I suppose it depends on what the plan is. The long term plan is mostly likely Mars settlement, not Phobos settlement, so why not go there in the first place? Power should come from something you can control. Handmer has some odd ideas like sending power to a lunar settlement from satellites. I wouldn’t want to settle anyplace where I can’t control the power my air comes from.
Whoops, I was wrong about that sending power thing. Handmer’s idea was that because ground-based solar power is so cheap and reliable (he’s a big solar backer) any Earth orbital station should rely on ground-based solar beamed power instead of sending the extra mass to orbit of the solar panels…
Seems to me just the opposite of what you’d want to do on Mars. If using PV arrays to power a base.
Why Starship matters…
FYI, this dropped from SpaceX yesterday on the root cause of the fire and subsequent termination of Starship Flight 7.
The report also includes descriptions of mitigations employed for the next and future Starship flights. The need for a lot of this apparently may go away with Raptor V3.

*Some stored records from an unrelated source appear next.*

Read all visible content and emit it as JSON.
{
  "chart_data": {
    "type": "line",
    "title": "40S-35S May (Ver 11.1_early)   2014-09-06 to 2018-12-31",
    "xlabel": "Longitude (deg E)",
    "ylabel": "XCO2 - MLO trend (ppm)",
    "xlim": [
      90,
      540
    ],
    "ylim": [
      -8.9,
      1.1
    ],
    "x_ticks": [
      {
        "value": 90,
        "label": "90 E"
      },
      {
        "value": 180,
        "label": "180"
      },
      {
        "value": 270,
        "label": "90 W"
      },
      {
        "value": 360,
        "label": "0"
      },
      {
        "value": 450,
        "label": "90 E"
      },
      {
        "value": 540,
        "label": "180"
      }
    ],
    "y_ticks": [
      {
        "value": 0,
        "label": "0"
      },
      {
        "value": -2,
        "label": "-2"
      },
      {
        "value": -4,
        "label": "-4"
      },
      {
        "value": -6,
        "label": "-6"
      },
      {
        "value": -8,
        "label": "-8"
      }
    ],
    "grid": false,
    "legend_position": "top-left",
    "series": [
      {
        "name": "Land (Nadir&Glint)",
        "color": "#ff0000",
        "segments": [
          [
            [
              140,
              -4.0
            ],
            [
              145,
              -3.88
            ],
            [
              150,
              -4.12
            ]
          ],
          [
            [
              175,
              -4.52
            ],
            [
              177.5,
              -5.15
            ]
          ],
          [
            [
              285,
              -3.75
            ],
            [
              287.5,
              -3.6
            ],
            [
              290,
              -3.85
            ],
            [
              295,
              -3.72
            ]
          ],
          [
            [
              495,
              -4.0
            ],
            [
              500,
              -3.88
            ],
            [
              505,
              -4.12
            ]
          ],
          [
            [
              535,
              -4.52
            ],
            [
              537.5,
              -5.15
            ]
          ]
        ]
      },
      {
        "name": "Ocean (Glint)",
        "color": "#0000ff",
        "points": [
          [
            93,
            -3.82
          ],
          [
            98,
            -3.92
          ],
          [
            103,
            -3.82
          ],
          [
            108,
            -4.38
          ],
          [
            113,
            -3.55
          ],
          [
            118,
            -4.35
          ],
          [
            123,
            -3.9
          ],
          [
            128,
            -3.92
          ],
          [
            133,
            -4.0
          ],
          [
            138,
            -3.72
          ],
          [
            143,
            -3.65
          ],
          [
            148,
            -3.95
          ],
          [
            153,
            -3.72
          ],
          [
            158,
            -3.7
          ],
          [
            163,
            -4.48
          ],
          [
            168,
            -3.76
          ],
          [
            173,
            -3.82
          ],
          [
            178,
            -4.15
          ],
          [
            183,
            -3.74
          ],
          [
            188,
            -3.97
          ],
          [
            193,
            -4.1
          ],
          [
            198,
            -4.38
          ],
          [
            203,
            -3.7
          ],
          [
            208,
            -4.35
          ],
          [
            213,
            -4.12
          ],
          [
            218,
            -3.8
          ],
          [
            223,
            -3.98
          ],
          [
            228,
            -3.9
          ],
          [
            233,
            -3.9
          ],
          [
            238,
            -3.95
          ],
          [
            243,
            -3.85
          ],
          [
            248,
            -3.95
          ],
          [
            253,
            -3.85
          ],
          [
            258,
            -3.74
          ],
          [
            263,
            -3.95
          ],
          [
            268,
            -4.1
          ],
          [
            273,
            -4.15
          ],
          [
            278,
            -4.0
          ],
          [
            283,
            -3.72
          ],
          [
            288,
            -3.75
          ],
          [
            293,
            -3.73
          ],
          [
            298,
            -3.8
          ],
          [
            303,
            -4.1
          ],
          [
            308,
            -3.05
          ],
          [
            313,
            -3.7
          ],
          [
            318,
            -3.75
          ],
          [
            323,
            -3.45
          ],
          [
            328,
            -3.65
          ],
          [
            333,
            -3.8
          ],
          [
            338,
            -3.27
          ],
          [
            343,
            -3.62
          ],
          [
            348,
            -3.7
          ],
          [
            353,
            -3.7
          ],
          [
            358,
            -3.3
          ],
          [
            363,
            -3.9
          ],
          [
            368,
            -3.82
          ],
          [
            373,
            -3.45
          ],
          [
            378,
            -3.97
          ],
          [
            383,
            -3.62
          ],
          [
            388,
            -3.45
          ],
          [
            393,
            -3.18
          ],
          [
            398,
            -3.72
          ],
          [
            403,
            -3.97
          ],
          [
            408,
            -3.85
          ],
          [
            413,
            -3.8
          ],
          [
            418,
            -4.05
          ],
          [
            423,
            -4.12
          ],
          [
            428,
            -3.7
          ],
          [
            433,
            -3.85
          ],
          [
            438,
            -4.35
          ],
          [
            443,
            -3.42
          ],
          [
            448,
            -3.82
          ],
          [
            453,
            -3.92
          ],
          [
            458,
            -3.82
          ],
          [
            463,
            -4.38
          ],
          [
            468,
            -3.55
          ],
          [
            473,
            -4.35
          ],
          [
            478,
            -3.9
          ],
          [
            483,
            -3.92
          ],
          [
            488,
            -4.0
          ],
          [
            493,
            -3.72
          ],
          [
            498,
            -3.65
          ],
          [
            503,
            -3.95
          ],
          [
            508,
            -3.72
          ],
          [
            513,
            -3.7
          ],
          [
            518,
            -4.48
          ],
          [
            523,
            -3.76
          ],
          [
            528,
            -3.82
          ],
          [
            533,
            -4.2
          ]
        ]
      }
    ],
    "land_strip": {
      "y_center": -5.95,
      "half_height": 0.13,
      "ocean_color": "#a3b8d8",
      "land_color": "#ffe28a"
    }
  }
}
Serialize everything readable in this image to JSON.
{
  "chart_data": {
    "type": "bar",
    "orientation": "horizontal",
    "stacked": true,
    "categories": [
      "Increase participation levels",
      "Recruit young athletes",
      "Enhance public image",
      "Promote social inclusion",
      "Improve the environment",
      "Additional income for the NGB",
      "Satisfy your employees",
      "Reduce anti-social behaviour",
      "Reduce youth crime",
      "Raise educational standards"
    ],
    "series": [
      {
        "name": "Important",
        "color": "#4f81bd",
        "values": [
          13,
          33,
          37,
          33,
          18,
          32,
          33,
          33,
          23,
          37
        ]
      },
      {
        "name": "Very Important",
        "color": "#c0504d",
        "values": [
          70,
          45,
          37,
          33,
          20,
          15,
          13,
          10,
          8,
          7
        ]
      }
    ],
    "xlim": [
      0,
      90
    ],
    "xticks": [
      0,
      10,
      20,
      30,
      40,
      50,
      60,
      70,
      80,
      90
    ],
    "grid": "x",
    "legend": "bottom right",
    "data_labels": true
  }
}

What is Elons opinons on nuclear power?
Because I think it will be key to taming Mars.
PVs are OK in space and on Earth but there a lot of dust on Mars and if it accumulates on the panels without anybody being around to remove it, you are dead.
Plus they are heavy and require a lot of infrastructure.
Why bother with PV’s on the surface? Go nuke.
still busy on my Reason project
Care to give us a synopsis?
Looks like you are having lots of fun with Grok. AI tutors are going to be great.
I was thinking of pulling Henry Spencer’s chain over on ARocket, saying Grok3 is like asking him a question over there. lol… Well, not quite….
AI tutors are going to be great.
It appears some are better at solid geometry than others…
“Earth-Mars launch windows force these shipments to be stockpiled in Earth orbit and launched en masse every 2.14 years.”
Launch early to get the best rates.
…and often…
Last I heard Elon is OK on nuclear power.
As for what is on Phobos, we should go and find out or run the risk of missing some useful leverage.
I can’t agree with Handmer on the whole climate change/need to not make CO2 etc. I don’t think any of his Earth based schemes will be economic. Juts build the advanced nukes we should have been working on for the last 50 years.
Water on Mars is the first prerequisite. Minerals on Mars is an open question still. Minable thorium deposits? Because manufacturing PVPs on Mars is probably a doddle. Remember Musk saying its easier than making drywall? I hate drywall.
Well since I’m fantasizing about SSPSes anyway. If that is really true, then you could do the Handmer alternative, which would be to place large panel arrays on the surface at various longitudes along the Martian equator and then drive power up to microwave reflectors in AMO which could relay power to any ground bases that are in night-time darkness. But I suspect power losses for a passive reflector would be too high to make that practical.